Date majeure dans le calendrier chrétien des gens du voyage, ce rassemblement à lieu chaque année (exception faite des éditions 2020 et 2021, annulées en raison de la situation sanitaire) lors des 24 et 25 mai aux Saintes-Maries-de-la-Mer. Des milliers de voyageurs viennent de toute l’Europe pour rendre hommage à Sara la Noire (Sara e Kali en langue romani), sainte et patronne de ces communautés. Ce pèlerinage suscite l’attention des médias qu’ils soient locaux, régionaux ou encore nationaux.

Comme le montre l’extrait cité plus haut, cet intérêt est ancien, les premiers reportages audiovisuels datent des années 1960. Diffusé lors du journal national du 25 mai 1960, le pèlerinage est traité avec un reportage sur place.

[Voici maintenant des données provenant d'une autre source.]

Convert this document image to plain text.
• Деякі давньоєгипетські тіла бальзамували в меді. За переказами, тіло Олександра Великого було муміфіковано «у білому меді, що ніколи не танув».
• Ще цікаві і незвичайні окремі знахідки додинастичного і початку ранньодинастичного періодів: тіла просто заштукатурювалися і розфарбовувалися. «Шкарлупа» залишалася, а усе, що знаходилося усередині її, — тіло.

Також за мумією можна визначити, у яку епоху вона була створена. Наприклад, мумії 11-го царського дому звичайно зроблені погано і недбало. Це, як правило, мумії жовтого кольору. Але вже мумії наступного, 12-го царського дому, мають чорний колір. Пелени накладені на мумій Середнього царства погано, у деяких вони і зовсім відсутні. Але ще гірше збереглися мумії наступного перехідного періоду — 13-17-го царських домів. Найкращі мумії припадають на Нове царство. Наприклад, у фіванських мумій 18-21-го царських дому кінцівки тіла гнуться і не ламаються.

Les gens du voyage, appelés “gitans” ou “forains”, sont considérés comme un “peuple” à part. Le rédacteur les distingue notamment du reste de la population en employant le “eux” et le “nous”. Le sujet est abordé sous un angle très folklorique, le texte fait la part belle aux « matrones prophétiques” tandis que les images montrent des processions accompagnées de cavaliers et guitaristes. Un tapis sonore composé d’un chant que l’on suppose issu de ces communautés rythme le sujet. Le reportage se veut porteur d’une ambiance et représente un moment spirituel plutôt qu’un sujet sur le pèlerinage en lui-même.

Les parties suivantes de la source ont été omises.